Annexe: Apres que Lifäen ait quitté la forêt, a la recherche de l'Axe

Depuis une semaine, Lifäen avait quitté la forêt. Pas une nuit ne passait sans qu'il ne se reveille devant les souvenirs de l'attaque qui le hantait. Il revoyait ses parents dans une marre de sang, sa soeur pleurer, le visage de son ami, celui des anciens et de tout ceux qu'il avait perdu. Son coeur se serrait, se vidait de toute energie. Plusieurs fois il fut tenter d'abandonner, de ceder au déséspoir et de rejoindre ceux qu'il avait laissé mourrir. Mais sa concentration lui permit d'avancer, rejetant ses peines, pour retrouver l'Axe. Il ne cessait de se demander: Qu'est ce qui me dit que l'Axe a besoin de moi? Seul une entitée extremement puissante pourrait etre en mesure de vaincre un Dieu....Alors comment un simple Viéra pourrait l'aider....
Viéra. Meme si Lifäen savait que ce n'était pas sa vrai nature, il ne pouvait s'empecher de garder en lui ce nom. Cela lui permettait de garder un souvenir des siens, un attachement identitaire qui lui évitait de se perdre. Car meme avec cela, Lifäen ne savait pas ce qu'il était. La marque sur sa main avait grandi la nuit suivante de l'attaque. Chacunes des trois ramifications mesuraient un pouce. Elles n'avaient plus bougé depuis. Lifäen ignorait tout de ce lien qui l'unissait a l'Axe. Il avait cherché en vain dans le livre sans rien qui ne mentionnait ce détail. Seul des indications sur lui et les hommes que Lifäen se refusait de lire de peur d'eveiller sa douleur.
Finalement, il atteignit un petit village. Ses provisions étant entamés et n'ayant aucun lieu de chasse, Lifäen décida de s'y aventurer. Il dormit sur un plateau en hauteur pour garder un champs de vision assez large. Le lendemain, il étudia le lieu ou il se trouvait. Seules quelques herbes rasses poussaient dans cette plaine dessechée. des cailloux, de la terre brune seche. Un territore désolé.
Le jeune Viéra redoutait qu'on ne découvre par inadvertance ses oreilles.

Je ne reste que pour m'alimenter. Je viens d'un village de la terre, j'ai vingt ans, et je pars en quete d'aventure.

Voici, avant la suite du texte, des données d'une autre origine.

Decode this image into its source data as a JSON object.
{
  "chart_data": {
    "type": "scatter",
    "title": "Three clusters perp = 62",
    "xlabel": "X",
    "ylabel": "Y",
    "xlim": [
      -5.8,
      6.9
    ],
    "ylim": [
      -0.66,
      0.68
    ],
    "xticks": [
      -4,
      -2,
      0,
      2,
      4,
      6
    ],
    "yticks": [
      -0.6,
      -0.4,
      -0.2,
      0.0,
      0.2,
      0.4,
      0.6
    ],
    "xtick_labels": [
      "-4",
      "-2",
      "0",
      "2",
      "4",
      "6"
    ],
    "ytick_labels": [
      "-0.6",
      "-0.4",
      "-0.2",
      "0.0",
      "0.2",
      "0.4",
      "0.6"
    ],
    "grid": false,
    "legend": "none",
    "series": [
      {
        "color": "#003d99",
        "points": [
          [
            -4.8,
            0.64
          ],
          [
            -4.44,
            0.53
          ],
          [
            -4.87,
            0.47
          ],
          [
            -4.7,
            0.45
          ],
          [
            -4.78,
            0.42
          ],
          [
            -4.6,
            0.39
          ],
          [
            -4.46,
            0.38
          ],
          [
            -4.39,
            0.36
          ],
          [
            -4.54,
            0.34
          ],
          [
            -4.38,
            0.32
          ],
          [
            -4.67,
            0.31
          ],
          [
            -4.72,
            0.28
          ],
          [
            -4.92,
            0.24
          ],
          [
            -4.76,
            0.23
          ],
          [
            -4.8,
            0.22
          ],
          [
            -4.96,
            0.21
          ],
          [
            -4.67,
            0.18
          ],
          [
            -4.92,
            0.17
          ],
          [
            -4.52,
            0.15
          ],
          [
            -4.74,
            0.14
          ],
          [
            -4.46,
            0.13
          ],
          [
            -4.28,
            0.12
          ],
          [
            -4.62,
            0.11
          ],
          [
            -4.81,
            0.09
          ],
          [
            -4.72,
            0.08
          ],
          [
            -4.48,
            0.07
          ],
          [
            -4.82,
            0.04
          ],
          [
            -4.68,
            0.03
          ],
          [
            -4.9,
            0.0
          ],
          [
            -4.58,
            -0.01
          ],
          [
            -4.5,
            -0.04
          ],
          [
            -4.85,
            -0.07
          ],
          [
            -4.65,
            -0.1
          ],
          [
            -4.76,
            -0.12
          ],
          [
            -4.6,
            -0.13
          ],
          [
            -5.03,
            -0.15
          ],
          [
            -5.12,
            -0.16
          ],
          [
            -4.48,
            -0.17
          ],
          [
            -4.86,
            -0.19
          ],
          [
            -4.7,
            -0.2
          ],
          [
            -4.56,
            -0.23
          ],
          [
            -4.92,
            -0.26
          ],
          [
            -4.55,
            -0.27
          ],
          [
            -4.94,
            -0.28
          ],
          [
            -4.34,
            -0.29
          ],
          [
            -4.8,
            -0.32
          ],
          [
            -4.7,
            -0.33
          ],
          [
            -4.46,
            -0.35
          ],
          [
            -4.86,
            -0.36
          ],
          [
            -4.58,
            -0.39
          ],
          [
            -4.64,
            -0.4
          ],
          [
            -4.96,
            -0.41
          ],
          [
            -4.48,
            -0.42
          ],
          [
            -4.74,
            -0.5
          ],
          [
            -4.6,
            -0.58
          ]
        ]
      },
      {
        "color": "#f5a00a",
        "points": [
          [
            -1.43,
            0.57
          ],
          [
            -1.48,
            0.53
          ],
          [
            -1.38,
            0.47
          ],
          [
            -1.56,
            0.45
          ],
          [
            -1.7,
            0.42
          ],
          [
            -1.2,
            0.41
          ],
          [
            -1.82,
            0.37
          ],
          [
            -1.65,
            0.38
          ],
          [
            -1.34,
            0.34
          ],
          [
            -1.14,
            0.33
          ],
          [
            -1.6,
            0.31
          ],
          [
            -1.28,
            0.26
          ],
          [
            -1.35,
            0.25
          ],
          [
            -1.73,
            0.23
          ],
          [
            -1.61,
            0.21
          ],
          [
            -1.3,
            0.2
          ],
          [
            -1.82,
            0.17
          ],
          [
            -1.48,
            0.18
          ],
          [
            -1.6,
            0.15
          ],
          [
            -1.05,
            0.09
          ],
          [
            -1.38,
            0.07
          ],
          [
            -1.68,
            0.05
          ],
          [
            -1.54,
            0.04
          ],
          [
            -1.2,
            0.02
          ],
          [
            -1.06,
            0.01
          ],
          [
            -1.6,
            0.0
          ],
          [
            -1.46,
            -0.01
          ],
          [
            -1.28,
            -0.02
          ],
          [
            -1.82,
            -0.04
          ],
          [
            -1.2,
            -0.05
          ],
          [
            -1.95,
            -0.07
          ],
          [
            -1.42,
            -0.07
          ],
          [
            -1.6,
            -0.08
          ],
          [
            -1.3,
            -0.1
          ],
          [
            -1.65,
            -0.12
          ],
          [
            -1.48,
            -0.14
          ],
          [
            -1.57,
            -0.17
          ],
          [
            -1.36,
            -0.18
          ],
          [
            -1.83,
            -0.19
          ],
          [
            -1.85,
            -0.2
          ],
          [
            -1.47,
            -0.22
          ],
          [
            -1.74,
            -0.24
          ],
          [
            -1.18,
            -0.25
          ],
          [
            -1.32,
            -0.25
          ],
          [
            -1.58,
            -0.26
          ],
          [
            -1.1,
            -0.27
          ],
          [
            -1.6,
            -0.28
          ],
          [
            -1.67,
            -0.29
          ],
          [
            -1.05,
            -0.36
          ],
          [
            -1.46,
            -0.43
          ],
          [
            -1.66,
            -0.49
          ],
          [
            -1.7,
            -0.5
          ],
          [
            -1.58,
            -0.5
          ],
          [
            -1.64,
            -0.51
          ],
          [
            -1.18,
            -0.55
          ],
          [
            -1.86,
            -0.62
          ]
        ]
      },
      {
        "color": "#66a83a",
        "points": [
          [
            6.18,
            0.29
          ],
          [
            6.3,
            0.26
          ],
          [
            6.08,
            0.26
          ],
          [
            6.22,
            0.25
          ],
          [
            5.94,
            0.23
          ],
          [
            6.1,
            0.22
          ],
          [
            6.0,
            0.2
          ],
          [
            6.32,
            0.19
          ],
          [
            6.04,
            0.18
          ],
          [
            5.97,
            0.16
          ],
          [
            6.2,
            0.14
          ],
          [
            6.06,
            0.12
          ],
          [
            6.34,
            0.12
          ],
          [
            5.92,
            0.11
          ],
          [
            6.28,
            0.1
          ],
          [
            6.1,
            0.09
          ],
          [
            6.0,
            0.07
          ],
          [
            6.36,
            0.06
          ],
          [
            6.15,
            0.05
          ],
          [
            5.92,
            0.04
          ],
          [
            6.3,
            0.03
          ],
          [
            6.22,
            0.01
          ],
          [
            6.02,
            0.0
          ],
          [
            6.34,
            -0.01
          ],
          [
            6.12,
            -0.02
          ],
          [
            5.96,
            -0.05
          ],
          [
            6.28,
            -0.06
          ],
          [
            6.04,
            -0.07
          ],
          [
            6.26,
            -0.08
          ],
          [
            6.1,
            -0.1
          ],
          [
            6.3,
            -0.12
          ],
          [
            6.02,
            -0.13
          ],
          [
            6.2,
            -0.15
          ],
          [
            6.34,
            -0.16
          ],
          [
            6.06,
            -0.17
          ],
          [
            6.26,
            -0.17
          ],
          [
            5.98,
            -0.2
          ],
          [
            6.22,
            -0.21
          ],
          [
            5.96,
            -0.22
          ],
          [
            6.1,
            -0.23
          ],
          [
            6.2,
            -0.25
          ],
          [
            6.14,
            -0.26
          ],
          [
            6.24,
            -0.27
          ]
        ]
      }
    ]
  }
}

L'histoire était plausible. De nombreux maitres de la terre quittait leur village pour arpenter le monde a la recherche de gloire. Ce qui chiffonait Lifäen était son age. Lui même ignorait le sien et il dut faire plusieurs calculs pour trouver celui adéquat dans le language humain. Selon ses observations, le village reculé ne vivait que de l'agriculture. Pas de présence de soldats donc pas de problemes.
Lifäen s'approcha de la premiere batisse. Une maison de chaume, un toit en paille. Typique d'un village.
Dissimulant son visage dans son capuchon, il toqua a la porte. Un homme d'une trentaine d'année vint lui ouvrir. Des poches sous ses yeux marquaient les heures passées a travailler la terre. Le visage creusée, étranger et familier de l'homme troubla le jeune Viéra. Il n'avait jamais vu d'humain et ce qu'il avait entedu, lu d'eux le laissait penser qu'il ne s'agissait que de créatures disgracieuses et sauvges.

-Oui que voulez-vous?

Malgré que son esprit était fermée, Lifäen pouvait ressentir les émotions pulser du corps de l'homme. Son attitude, sa voix, ses yeux lui permettaient presque de deviner ses actes sans lire dans son esprit. Une des raisons qui expliquaient que les Viéras dissimulaient a la perfection leurs émotions. Puisque chacun savait défendre son esprit des intrusions, cacher ses émotions leur permettait d'etre imprevisible, et de preparer leurs actions sans etre démasqué.

-Bonjour, répondit Lifäen. Je cherche de quoi acheter de la nourriture. Pouvez-vous m'indiquer un magasin?

L'homme jugea Lifäen et ses yeux s'arretterent tout rond sur le fourreau de son épée.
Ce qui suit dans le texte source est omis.